Regional Cocoa Breeders Group Makes Progress

The Regional Cocoa Breeders Group is a collaboration of regional Asia/Pacific cocoa breeders in Malaysia, Indonesia, Philippines, Vietnam, Papua New Guinea and India.  The group meets to address improving planting materials for cocoa farmers. A majority of collaborators are the national cocoa research institutes or universities responsible for cocoa research in each region.

The Regional Cocoa Breeders Group first met in Singapore in 2004, where we discussed the priorities of cocoa breeding and defined activities. In order to successfully identify the best high yielding and pest/disease resistant planting materials, the group has decided to exchange the best planting materials from each of participating organizations. Since the first meeting in 2004, each participating organization has agreed to prepare three crosses of the best clones and send at least 200 hybrid seeds to all others for testing. After each region receives them, these seeds will be planted and evaluated by all collaborators in their research facilities and results will be shared with the entire group.

 

 

 

 

The highest priority of this collaboration is the development of cocoa clones that will be very high yielding in the presence of regional pests and/or diseases. Cocoa Pod Borer (CPB) is the major challenge for sustainable cocoa production in Asia/Pacific and this pest is present in all cocoa growing areas in the region with exception of Vietnam.

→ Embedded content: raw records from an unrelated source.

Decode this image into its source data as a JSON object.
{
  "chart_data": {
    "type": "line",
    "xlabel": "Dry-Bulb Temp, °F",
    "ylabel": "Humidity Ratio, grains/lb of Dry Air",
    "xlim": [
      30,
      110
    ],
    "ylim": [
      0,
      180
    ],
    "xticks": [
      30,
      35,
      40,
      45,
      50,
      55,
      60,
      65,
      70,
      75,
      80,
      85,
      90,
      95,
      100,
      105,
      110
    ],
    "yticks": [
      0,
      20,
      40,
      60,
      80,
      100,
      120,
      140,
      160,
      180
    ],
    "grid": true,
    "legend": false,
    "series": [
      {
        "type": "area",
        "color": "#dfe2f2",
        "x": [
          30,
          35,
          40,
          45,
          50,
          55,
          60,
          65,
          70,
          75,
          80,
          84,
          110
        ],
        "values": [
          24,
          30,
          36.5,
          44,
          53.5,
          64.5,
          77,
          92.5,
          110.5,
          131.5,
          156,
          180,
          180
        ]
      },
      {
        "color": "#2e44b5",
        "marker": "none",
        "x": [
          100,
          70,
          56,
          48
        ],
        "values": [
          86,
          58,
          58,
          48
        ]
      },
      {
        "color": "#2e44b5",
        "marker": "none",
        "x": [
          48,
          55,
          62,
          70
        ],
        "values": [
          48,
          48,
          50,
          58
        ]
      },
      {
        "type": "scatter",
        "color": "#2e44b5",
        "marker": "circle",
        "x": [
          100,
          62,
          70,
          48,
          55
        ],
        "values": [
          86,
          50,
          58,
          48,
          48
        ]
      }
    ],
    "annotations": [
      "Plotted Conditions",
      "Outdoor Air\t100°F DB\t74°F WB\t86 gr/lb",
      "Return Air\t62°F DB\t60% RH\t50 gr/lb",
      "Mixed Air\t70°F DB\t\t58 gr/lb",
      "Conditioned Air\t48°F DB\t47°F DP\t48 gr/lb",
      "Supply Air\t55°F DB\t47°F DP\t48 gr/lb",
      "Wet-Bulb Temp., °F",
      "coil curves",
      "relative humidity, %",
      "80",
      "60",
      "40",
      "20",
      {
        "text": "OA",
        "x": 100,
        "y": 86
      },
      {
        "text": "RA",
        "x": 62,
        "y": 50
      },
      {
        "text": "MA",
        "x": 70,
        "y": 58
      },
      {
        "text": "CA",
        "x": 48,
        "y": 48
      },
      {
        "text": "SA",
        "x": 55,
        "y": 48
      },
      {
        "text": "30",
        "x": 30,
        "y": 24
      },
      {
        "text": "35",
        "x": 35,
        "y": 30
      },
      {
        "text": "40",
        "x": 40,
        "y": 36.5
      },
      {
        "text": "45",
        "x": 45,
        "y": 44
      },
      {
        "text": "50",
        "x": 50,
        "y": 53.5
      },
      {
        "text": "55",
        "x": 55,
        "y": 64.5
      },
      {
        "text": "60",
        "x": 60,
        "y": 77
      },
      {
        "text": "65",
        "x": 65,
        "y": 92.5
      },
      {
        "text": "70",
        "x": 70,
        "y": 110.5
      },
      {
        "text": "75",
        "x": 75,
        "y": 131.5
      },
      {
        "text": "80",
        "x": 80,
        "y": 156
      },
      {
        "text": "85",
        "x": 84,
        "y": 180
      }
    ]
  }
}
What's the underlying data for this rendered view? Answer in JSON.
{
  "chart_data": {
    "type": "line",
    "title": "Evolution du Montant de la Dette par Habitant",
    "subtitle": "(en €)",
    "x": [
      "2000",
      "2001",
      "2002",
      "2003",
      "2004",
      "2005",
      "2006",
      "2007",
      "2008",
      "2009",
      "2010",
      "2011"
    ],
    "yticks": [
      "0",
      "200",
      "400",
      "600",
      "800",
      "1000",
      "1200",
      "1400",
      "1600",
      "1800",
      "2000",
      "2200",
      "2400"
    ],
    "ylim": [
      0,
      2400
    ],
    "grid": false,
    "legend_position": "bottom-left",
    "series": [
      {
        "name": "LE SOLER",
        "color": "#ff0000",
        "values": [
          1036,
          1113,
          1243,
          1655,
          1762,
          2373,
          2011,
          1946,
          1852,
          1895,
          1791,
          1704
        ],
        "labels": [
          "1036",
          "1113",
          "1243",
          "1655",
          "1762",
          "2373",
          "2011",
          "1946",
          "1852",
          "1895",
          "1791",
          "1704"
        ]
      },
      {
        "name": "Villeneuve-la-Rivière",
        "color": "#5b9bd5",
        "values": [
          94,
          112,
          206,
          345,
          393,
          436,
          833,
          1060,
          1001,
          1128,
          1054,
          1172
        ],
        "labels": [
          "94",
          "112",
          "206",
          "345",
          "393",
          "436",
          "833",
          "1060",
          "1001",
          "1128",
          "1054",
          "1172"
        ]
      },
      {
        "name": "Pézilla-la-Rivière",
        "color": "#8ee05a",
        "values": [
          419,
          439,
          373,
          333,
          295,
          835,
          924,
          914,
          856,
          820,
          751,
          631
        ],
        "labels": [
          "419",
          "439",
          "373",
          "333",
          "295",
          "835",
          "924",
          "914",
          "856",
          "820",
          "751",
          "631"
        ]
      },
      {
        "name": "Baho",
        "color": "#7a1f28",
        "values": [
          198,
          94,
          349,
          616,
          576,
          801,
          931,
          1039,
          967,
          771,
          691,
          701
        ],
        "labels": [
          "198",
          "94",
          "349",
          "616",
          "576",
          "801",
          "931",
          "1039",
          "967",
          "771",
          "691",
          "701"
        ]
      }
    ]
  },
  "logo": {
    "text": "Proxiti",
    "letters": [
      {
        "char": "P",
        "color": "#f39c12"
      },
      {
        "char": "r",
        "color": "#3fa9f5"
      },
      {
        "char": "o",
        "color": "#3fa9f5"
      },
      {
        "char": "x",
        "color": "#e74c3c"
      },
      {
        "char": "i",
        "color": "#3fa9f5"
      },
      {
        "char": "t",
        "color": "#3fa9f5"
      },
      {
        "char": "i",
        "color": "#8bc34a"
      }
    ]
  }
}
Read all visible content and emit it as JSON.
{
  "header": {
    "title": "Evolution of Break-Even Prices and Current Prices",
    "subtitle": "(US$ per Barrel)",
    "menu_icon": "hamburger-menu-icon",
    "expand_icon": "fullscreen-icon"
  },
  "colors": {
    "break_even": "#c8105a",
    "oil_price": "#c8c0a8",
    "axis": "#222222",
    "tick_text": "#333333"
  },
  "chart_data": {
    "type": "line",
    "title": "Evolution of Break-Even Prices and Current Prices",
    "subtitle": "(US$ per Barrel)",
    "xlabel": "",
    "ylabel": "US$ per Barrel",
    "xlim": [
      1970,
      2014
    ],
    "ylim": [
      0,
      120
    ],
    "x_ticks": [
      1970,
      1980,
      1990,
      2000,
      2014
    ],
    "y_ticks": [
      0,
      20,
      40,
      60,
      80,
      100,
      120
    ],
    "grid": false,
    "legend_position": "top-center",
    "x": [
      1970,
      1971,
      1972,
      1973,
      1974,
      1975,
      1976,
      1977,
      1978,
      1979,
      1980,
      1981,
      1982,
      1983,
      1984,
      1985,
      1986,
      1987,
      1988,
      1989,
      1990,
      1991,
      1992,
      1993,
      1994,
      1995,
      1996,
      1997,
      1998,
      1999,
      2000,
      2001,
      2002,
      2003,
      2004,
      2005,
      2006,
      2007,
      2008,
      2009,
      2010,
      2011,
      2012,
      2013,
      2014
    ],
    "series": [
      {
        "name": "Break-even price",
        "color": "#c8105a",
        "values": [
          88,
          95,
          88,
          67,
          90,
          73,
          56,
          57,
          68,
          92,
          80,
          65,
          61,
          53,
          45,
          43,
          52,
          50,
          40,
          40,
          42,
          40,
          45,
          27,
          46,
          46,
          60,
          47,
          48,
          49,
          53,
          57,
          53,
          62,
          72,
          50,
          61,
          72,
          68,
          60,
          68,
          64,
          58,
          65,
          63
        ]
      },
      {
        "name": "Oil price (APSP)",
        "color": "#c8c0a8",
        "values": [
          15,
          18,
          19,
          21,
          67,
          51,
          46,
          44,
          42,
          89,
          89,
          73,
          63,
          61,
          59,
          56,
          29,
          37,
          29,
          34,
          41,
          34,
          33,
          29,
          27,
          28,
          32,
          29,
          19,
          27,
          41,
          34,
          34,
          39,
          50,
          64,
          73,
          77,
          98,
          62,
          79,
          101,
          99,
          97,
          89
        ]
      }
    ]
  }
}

Members of the Regional Cocoa Breeders Group, including myself and other Mars Chocolate representatives, have met every year since 2004 to update their collaborators about the state of exchange activities.  We also use this opportunity to meet and exchange ideas with the larger cocoa research community.

The 8th and most recent meeting was held in Malaysia in November 2011.

Since 2004 more than 15,000 hybrid seeds from the best regional clones were exchanged and planted. Evaluation of these crosses is currently underway. Some very promising clones are being identified and after additional field testing the best ones will be released for large scale plantings by regional cocoa farmers to assure sustainable cocoa production in the future.